Volume 22, Number 50 | The Newspaper of Lower Manhattan | April 23 - 29, 2010
Engine 4 fire company looks primed to be cut
By Robert Voris
Scores of firefighters from companies throughout Lower Manhattan rallied Wednesday morning outside Engine Company 4 against Mayor Bloomberg’s proposal to eliminate as many as 62 fire companies on July 1.
“It is morally wrong to balance the budget on our most vulnerable citizens, our elderly and our children,” said Lt. Edward Boles, treasurer of the Uniformed Fire Officers Association. “We say, ‘No!’” The crowd of firefighters behind him shouted out ‘no’ in unison.
While the houses to be closed have not been identified, Engine Company 4 was set to be shuttered last year, before it was saved with money from the City Council’s discretionary fund.
Borough President Scott Stringer said the new proposal was a “real slap in the face to the City Council.” Stringer characterized the firehouse cuts as a stopgap measure, saying that “there’s no long-range plan here” that will properly prioritize the F.D.N.Y. in the city’s budget.
The choice of Engine Company 4 for the rally was no accident. The firehouse is set within the Financial Square skyscraper on South St., less than a mile from the World Trade Center site.
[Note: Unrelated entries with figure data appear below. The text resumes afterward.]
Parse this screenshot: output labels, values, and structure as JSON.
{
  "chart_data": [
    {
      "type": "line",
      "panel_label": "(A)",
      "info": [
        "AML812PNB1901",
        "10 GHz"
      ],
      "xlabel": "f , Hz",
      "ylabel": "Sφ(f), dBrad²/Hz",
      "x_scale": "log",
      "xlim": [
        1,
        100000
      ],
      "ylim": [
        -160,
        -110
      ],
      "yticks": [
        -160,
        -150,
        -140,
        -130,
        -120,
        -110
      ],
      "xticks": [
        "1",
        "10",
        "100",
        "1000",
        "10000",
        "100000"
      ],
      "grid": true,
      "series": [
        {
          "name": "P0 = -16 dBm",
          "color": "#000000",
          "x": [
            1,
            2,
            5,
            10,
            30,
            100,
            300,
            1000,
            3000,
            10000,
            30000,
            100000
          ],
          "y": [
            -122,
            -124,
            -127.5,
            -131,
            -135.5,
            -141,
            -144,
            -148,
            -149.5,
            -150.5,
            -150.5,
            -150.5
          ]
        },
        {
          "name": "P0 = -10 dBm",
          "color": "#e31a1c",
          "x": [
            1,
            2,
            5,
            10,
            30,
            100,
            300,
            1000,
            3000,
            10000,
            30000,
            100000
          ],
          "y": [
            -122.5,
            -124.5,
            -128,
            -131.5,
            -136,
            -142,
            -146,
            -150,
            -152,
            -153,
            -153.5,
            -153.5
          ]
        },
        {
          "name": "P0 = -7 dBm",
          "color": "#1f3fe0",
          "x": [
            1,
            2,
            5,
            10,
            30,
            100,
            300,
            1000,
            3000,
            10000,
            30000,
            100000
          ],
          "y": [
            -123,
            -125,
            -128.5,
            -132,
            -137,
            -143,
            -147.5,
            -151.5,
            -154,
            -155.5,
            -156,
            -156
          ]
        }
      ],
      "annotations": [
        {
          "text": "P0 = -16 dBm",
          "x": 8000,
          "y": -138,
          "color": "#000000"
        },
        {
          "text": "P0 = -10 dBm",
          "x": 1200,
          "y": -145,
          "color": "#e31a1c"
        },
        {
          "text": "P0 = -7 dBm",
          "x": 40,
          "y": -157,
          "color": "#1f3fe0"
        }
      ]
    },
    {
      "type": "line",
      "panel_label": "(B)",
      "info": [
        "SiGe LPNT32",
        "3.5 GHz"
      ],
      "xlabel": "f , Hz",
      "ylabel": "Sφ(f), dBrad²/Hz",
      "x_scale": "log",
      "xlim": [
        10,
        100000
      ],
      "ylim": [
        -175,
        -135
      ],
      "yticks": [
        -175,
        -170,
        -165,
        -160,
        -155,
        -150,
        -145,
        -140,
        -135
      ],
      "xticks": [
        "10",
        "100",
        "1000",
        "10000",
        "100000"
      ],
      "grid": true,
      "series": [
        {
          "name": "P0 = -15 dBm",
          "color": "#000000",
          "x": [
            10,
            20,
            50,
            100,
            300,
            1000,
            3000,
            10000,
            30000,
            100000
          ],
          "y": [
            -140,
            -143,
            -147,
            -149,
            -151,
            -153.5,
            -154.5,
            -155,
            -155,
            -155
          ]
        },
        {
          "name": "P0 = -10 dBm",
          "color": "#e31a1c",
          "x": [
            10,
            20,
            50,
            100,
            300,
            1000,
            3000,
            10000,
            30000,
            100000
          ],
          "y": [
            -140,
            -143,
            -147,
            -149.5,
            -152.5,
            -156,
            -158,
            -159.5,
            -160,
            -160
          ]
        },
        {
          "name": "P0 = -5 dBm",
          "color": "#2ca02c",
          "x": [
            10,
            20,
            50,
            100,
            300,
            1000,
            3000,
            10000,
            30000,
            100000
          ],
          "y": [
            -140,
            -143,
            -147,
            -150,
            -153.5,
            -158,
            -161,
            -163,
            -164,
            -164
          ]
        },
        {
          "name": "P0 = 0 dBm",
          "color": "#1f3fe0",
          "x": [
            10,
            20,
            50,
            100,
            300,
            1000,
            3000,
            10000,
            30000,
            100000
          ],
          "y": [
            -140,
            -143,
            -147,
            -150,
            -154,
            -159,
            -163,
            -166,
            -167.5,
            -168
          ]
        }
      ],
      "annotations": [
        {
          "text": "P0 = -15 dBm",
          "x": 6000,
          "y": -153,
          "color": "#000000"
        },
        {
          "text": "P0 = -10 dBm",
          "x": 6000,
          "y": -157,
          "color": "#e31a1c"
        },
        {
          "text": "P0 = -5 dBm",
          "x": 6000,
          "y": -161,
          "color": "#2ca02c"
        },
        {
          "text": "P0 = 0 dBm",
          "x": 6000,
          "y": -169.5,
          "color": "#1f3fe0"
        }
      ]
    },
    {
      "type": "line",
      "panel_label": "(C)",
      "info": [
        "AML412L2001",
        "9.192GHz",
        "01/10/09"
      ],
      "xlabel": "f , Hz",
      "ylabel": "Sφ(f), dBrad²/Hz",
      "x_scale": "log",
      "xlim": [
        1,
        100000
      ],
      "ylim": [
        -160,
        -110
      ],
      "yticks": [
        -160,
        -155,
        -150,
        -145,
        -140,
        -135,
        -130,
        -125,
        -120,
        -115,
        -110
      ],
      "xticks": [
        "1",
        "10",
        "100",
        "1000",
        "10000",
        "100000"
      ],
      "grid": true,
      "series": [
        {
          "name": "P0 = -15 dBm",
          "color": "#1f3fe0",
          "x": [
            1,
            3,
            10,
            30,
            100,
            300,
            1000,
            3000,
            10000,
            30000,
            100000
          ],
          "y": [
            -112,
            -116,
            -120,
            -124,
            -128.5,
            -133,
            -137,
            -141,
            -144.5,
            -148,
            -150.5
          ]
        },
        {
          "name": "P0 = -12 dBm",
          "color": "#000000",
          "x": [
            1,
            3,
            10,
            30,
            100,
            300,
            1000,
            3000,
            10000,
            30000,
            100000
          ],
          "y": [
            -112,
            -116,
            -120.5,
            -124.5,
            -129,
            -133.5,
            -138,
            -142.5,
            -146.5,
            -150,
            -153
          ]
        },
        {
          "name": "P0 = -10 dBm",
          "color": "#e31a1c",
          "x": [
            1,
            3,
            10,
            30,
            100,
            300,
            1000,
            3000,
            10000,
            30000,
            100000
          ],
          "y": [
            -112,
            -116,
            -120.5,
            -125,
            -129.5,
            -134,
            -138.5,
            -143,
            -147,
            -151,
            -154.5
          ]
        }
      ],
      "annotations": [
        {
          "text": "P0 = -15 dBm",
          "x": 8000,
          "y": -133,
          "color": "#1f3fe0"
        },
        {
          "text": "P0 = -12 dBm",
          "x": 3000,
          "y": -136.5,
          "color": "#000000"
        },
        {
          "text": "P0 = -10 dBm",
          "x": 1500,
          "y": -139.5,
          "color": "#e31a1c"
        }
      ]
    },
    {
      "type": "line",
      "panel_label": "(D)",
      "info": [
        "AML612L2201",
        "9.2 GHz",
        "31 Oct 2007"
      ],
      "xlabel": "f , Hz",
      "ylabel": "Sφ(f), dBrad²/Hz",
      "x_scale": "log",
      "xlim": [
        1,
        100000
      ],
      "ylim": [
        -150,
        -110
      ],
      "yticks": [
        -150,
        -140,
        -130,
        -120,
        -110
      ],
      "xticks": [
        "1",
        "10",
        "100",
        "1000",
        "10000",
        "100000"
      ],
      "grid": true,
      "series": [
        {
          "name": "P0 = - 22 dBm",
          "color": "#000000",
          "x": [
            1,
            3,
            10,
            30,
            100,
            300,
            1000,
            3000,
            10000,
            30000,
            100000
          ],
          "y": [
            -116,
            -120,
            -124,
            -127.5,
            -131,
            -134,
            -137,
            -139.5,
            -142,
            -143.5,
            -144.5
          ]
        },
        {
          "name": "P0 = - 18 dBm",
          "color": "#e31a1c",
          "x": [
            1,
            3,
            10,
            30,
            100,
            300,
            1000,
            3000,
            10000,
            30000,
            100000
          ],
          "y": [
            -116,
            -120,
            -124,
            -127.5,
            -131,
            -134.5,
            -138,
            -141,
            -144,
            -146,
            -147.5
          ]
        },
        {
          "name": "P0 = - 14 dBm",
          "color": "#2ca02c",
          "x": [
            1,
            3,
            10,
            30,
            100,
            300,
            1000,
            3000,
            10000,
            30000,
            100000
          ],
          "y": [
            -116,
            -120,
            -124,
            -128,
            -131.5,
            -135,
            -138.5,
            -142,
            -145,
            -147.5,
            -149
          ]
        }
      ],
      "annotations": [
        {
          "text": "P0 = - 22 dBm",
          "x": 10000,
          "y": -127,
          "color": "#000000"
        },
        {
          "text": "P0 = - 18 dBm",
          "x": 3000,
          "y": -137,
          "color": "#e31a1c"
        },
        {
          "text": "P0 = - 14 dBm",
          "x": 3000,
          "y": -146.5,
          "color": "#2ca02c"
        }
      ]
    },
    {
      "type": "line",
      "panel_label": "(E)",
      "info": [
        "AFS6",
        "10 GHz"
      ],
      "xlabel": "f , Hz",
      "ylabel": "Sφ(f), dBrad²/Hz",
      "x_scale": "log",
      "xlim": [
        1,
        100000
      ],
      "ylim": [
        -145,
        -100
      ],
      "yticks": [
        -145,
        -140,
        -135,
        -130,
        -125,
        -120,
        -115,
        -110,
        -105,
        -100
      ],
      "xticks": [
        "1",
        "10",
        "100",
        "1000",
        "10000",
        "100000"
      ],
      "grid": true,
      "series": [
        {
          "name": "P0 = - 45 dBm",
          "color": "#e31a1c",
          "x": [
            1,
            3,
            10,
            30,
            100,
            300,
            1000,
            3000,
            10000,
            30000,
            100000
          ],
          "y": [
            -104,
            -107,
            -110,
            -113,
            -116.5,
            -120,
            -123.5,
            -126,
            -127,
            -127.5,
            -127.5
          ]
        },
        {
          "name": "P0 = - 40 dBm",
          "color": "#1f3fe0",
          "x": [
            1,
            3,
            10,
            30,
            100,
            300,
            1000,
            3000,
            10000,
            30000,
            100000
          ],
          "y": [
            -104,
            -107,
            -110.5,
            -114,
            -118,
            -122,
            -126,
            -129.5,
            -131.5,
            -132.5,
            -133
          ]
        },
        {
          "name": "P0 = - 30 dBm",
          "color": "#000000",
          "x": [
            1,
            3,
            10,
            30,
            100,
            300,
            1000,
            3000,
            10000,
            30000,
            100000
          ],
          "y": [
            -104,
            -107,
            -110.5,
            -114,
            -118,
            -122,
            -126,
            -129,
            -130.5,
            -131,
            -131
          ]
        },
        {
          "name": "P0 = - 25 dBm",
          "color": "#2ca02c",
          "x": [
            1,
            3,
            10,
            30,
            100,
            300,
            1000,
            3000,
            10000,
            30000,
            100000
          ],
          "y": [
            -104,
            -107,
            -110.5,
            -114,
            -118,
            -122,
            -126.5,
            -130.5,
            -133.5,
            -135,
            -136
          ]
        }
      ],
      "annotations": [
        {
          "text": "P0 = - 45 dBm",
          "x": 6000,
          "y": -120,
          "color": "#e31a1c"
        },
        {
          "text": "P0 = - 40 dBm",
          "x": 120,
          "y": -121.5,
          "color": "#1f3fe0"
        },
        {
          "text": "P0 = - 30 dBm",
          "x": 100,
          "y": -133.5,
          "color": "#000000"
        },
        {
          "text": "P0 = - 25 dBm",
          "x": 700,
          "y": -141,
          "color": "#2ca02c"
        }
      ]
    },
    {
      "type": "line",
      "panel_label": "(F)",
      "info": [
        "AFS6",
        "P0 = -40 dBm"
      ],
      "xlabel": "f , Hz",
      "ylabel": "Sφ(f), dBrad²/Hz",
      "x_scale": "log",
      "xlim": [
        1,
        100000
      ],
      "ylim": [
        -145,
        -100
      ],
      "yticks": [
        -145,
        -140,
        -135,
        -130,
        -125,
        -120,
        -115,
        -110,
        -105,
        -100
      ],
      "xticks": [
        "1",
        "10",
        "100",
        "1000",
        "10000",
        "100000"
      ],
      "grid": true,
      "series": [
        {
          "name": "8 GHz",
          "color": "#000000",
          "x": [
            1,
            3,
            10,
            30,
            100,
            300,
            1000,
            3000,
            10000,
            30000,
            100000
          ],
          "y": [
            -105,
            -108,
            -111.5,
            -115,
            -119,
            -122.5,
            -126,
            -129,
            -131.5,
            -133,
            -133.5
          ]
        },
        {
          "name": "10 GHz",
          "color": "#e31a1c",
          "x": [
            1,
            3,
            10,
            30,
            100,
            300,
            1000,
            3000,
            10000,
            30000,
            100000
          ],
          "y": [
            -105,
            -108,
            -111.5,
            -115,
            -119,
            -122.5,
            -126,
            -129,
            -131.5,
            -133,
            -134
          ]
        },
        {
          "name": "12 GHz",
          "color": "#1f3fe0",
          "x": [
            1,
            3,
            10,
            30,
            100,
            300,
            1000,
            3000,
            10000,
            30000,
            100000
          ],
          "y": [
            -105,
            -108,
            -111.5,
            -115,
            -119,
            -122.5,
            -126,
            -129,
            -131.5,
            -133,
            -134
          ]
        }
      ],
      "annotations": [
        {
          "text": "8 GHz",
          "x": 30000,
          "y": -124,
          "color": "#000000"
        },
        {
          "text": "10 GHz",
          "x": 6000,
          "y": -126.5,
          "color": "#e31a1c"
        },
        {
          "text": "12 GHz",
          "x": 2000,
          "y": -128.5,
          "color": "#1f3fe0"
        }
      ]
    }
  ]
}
The company was on the scene at a seven-alarm fire on Grand St. last Sunday that left one person dead and more than 200 homeless.
“With all the needs and growing population of Lower Manhattan, now is not the time to be eliminating essential life-saving services here,” Councilmember Margaret Chin, who attended the rally, said in a statement.
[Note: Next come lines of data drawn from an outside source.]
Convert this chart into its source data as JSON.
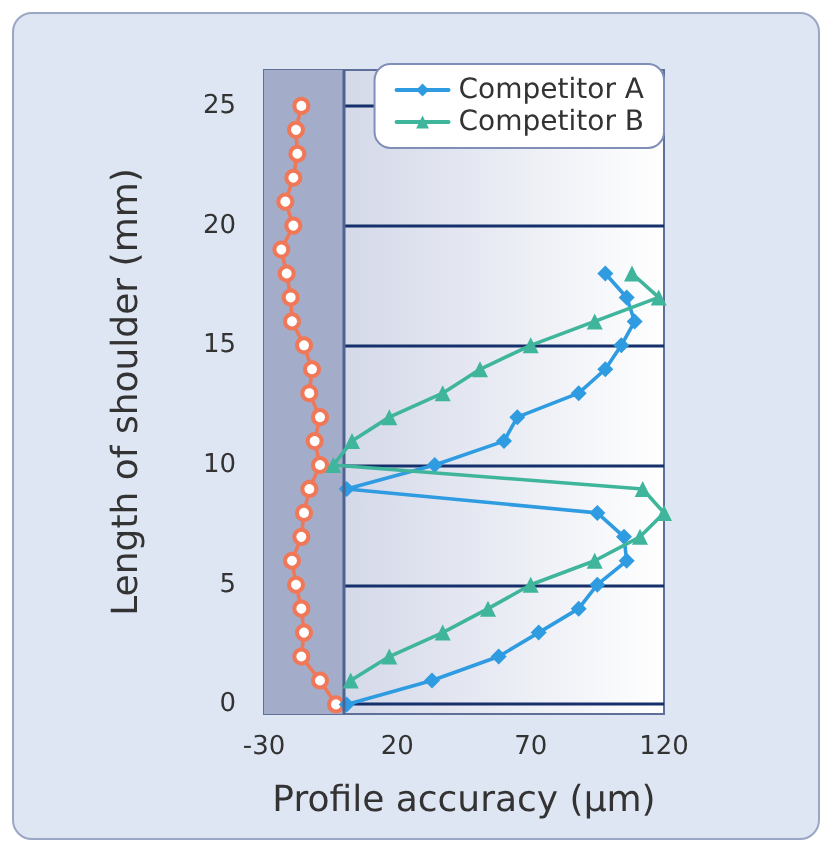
{
  "chart_data": {
    "type": "line",
    "xlabel": "Profile accuracy (µm)",
    "ylabel": "Length of shoulder (mm)",
    "xlim": [
      -30,
      120
    ],
    "xticks": [
      -30,
      20,
      70,
      120
    ],
    "ylim": [
      -0.4,
      26.5
    ],
    "yticks": [
      0,
      5,
      10,
      15,
      20,
      25
    ],
    "grid": "y",
    "legend": "top right",
    "bands": [
      {
        "axis": "x",
        "from": -30,
        "to": 0,
        "color": "#a3adc9"
      }
    ],
    "ref_lines": [
      {
        "axis": "x",
        "value": 0,
        "color": "#4f6390"
      }
    ],
    "series": [
      {
        "color": "#f07858",
        "marker": "circle",
        "x": [
          -3,
          -9,
          -16,
          -15,
          -16,
          -18,
          -19.5,
          -16,
          -15,
          -13,
          -9,
          -11,
          -9,
          -13,
          -12,
          -15,
          -19.5,
          -20,
          -21.5,
          -23.5,
          -19,
          -22,
          -19,
          -17.5,
          -18,
          -16
        ],
        "values": [
          0,
          1,
          2,
          3,
          4,
          5,
          6,
          7,
          8,
          9,
          10,
          11,
          12,
          13,
          14,
          15,
          16,
          17,
          18,
          19,
          20,
          21,
          22,
          23,
          24,
          25
        ]
      },
      {
        "name": "Competitor A",
        "color": "#2f9be0",
        "marker": "diamond",
        "x": [
          1,
          33,
          58,
          73,
          88,
          95,
          106,
          105,
          95,
          1,
          34,
          60,
          65,
          88,
          98,
          104,
          109,
          106,
          98
        ],
        "values": [
          0,
          1,
          2,
          3,
          4,
          5,
          6,
          7,
          8,
          9,
          10,
          11,
          12,
          13,
          14,
          15,
          16,
          17,
          18
        ]
      },
      {
        "name": "Competitor B",
        "color": "#3fb59c",
        "marker": "triangle",
        "x": [
          2.5,
          17,
          37,
          54,
          70,
          94,
          111,
          120,
          112,
          -4,
          3,
          17,
          37,
          51,
          70,
          94,
          118,
          108
        ],
        "values": [
          1,
          2,
          3,
          4,
          5,
          6,
          7,
          8,
          9,
          10,
          11,
          12,
          13,
          14,
          15,
          16,
          17,
          18
        ]
      }
    ]
  }
}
Steve Ritea, an F.D.N.Y. spokesman, said that the rally was “premature.” He noted that the proposed closures before the Council were preliminary, and no houses were specified.
The city had 73 fire fatalities in 2009, the fewest since 1919 and department records showed a record response time.
But Rocky Raimondi, a firefighter at Ladder Company 18 on Pitt St., said that firefighters today do a great deal more than fight fires.
“Engine 4’s an E.M.S. engine, so they’re trained as first-responders,” he said as the crowd of firefighters, many of them dressed for an afternoon softball game, milled in the driveway. “This house closes, you’ve got Engine 6 and Engine 10 to cover narrow streets on an isolated peninsula with heavy traffic and a daytime population of a million. How’s that going to work?”
At nearby Elevated Acre square public plaza, Annabelle Holguin, 33, was shepherding her class of 10 toddlers from Trinity Pre-school. Even with two other engine companies nearby, she agreed with Raimondi’s assessment.
“I think it’s going to make it less safe,” she said. “There’s just so many people down here every day. The people who live here, the workers, all the kids. I mean, these buildings are just huge.”